Hall demonstrated several practical use cases including near-human quality transcription using Whisper models locally, with access to probability scores for hallucination detection. For data analytics, he combined DuckDB running analytical SQL workloads in-browser via WebAssembly with a local LLM generating queries, enabling data exploration without sending information to servers.

The talk also addressed design principles that Hall considers essential for browser AI applications. He cautioned against defaulting to chatbot interfaces, noting user fatigue, and instead recommended identifying what the model excels at and presenting structured suggestions. He advocated hiding model loading time using perceived performance techniques and only reaching for AI when problems are genuinely difficult and fuzzy.
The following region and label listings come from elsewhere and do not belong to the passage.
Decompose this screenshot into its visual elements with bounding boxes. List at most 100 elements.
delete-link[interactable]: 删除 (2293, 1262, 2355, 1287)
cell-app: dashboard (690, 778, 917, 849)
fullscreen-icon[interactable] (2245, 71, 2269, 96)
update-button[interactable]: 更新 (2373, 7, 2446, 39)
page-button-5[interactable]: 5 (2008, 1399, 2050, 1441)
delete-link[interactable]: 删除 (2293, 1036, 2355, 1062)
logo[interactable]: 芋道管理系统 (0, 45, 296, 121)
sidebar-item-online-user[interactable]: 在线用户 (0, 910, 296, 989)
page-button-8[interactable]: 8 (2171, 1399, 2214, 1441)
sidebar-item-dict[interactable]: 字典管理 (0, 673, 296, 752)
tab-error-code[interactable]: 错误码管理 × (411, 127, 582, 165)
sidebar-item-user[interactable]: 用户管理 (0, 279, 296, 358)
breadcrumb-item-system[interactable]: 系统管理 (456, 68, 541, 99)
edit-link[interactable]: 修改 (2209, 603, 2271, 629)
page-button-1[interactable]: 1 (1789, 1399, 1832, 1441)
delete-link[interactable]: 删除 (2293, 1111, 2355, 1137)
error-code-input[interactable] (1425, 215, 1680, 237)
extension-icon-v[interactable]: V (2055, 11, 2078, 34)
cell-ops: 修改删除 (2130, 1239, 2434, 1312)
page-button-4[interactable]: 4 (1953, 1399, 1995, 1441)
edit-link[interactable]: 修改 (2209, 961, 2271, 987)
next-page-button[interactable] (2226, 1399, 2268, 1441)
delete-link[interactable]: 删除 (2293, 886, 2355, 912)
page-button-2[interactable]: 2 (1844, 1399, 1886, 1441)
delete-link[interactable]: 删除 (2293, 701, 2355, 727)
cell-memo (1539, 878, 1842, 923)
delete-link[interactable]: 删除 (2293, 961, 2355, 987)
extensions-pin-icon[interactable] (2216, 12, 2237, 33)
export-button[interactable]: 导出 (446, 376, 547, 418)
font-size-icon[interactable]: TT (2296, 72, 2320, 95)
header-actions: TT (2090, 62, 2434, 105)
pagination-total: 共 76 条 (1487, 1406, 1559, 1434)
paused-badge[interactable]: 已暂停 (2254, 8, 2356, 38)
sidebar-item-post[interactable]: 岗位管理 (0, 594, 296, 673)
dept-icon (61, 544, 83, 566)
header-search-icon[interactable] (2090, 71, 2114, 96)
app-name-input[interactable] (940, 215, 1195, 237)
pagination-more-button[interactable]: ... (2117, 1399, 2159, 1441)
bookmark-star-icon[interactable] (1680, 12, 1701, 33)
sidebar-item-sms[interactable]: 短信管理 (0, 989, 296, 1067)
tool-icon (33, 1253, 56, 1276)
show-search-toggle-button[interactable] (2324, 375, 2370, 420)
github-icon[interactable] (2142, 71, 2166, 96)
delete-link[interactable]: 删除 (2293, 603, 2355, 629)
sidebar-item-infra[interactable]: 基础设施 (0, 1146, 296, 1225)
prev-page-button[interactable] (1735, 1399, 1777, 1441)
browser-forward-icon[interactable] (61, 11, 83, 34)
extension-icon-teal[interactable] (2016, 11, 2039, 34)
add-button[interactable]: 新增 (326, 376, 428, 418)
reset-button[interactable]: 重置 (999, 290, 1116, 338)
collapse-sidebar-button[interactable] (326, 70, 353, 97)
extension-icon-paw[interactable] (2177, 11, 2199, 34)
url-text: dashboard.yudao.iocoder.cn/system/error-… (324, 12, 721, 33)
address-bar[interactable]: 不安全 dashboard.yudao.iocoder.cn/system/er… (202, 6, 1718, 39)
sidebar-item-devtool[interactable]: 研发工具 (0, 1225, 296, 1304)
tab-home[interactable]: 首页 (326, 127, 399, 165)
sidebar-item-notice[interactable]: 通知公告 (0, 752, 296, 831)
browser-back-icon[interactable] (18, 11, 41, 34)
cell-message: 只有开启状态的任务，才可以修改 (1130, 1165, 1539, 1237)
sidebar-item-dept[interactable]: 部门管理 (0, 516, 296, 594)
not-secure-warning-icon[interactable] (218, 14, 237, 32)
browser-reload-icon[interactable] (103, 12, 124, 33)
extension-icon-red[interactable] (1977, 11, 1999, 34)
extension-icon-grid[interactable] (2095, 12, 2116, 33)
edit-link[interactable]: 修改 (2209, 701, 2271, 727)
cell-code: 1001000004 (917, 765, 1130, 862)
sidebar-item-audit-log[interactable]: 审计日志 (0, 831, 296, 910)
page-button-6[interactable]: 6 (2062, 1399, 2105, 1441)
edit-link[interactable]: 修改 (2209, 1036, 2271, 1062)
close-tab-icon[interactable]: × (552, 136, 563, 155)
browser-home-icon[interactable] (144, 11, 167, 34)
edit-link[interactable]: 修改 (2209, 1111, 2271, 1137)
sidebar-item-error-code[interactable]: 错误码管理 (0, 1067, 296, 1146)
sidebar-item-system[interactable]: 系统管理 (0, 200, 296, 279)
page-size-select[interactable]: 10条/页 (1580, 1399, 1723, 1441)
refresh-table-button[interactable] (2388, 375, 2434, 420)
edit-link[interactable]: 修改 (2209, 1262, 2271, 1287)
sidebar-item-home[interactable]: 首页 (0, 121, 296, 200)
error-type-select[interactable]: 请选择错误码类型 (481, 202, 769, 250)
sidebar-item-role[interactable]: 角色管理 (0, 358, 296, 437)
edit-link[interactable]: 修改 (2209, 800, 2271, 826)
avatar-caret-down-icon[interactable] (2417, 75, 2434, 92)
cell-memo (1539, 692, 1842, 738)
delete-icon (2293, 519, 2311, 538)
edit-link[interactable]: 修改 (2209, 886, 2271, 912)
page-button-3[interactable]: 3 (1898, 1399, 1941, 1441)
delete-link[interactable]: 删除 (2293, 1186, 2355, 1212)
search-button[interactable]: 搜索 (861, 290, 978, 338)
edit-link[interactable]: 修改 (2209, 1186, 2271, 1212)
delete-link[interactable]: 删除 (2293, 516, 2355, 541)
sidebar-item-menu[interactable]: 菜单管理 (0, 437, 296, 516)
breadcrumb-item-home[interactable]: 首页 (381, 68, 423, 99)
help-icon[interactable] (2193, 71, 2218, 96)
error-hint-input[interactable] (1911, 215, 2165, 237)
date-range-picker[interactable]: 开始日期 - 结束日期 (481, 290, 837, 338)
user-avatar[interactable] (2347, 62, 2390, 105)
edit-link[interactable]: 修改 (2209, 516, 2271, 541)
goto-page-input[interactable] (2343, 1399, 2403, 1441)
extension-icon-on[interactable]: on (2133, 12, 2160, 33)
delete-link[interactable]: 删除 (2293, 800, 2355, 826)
On the topic of testing and evaluation, Hall emphasised that most AI project work lies in measurement and validation rather than model integration. He recommended using stronger frontier models to evaluate weaker local models, and building visual evaluation suites that domain experts can review rather than relying solely on engineering tools. Model optimisation through quantisation can reduce 7GB models to 2GB with modest quality loss.
Closing guidance was a practical rule of thumb for when to choose in-browser inference: use it when privacy, latency, offline capability, or cost predictability matter enough to outweigh the constraints of running smaller models on client hardware, and benchmark that trade-off against real workloads rather than assuming a server call is always necessary.